Can you tell me how to get to the fantasy land you are living in where this is possible?
Tell me what type of society you are imagining please, in the real world it is already difficult for the average entrepreneur not to evade VAT on at least 30% of his purchases, because if we don't talk about Nordic countries or Switzerland then I don't see it feasible how people can accept even more interventions from the government in their lives.
Ok just wondering
Stop JAQing off
Questions no one ever asks about bailouts or the military.
And?
Do you have a cost analysis on giving everyone free housing? I'd wager it's astronomically higher than bailouts or the military.
Society should work towards a better life for all, not better profits for a few.
I don't disagree, but that platitude has absolutely nothing to do with the discussion at hand.
Your comic said to cancel all rent and mortgages and give everyone a house, which is not even remotely economically feasible.

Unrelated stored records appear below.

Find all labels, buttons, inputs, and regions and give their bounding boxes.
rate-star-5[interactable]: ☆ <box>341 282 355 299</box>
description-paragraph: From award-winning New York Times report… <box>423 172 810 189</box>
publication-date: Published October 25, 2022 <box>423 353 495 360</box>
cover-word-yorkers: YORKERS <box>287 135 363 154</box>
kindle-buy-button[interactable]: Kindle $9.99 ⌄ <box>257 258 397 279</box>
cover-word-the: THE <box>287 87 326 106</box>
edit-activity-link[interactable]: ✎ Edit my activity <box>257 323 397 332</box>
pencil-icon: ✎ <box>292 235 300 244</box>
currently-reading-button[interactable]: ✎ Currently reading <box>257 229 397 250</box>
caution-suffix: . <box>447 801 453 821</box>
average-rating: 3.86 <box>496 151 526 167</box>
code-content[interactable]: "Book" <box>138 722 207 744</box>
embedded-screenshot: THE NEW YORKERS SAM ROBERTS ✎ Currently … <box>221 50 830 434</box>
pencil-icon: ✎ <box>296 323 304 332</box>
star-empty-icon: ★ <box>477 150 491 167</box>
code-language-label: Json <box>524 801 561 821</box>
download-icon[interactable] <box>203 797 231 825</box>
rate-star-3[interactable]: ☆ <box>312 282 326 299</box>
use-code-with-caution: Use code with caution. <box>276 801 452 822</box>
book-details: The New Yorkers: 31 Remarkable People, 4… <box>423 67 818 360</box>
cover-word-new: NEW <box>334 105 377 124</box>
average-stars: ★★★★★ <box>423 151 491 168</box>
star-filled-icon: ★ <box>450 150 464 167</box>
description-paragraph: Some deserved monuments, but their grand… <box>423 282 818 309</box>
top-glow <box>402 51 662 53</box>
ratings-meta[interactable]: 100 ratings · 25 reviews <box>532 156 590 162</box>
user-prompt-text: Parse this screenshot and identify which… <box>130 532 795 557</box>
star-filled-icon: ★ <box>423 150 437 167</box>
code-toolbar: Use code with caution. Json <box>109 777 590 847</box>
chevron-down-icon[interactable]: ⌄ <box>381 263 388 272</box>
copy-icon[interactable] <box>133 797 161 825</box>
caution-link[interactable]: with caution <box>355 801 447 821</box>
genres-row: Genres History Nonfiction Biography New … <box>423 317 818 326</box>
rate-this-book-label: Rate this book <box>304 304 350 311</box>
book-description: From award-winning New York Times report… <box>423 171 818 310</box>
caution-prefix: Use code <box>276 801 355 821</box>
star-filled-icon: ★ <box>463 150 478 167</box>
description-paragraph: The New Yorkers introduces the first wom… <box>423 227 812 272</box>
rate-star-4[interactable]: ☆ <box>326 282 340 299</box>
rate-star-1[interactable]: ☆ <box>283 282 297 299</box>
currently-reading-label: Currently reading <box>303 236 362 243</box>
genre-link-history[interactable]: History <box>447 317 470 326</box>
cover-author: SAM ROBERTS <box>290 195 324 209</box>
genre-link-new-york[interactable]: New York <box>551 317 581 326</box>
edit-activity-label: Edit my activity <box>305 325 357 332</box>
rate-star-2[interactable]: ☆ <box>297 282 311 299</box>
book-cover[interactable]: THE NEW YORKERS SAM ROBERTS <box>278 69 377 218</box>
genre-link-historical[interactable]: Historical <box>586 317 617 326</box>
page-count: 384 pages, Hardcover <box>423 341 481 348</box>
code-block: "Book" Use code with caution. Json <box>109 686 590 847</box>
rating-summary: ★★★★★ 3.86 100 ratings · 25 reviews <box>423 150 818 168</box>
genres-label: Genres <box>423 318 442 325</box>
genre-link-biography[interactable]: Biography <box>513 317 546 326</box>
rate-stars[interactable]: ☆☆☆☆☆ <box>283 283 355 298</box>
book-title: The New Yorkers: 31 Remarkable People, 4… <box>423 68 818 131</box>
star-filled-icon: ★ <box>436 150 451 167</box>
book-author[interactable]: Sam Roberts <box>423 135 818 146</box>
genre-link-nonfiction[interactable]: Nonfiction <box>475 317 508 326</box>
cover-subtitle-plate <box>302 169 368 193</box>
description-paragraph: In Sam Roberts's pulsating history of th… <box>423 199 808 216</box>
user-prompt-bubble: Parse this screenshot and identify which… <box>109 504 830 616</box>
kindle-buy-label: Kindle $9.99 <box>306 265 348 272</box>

Its not economically feasible because modern economics functions to create monetary value not tangible value for our society. You shouldn't view it through the lense of what is "economically feasible" we should view it through the lense of what we should value as a society. Homelessness exists as a motivating coercive force to keep us buying into a system that would kick us to the curb if any of us were dealt a few bad hands in life. Its why our insurance is tied to our employment. The system is fundamentally broken for humanity to exsist inside of healthily, so much so that alot of us cant even imagine a society outside of it.
Lots of "what", zero "how".
The second i read this comment, the State Anthem of the USSR got stuck in my head.
Yawn. Let us know when you have actionable steps. Daydreaming is easy and worthless.
My guy, you are aware the the whole point of the solar punk movement is about using daydreaming and art about an ideal utopia to help bring it about right? Imagination is one of humanity's superpowers, and I'm currently building the class conciousness necessary to have an actionable future, where the end goal is an extremely solar punk esc future, I am not under the illusion that I will live to seek the future I am fighting for, but that doesnt mean I'm not going to keep working towards it by spreading its message.
Yawn. Still no answers about the basics.
"Let's just end murder" -- Wow, I'm engaging in important political thinking!
Yawn, adding nothing to the conversation while shitting on it.
Nope, I think others have contributed meaningfully and I'm supporting what they're saying.
You on the other hand refuse to engage with anything of substance. That's what I'm shitting on.
🥱
How original.
Keep patting yourself on the back for shallow thinking, I guess.
Will do!
This is true.
The bailouts were loans. The us govt got that money back.
Those banks should have been punished though, allowed to fail.
They didn't know that they would get the money back at the time.
Yes, the private sector did have enough capital to cover those loans. The public sector did it because it was a bad investment when you count opportunity cost.
Didn't the bailouts return less money with inflation though? We can't even give students less interest than inflation with student loans. If the tables were turned the banks wouldn't have taken less than 5% interest.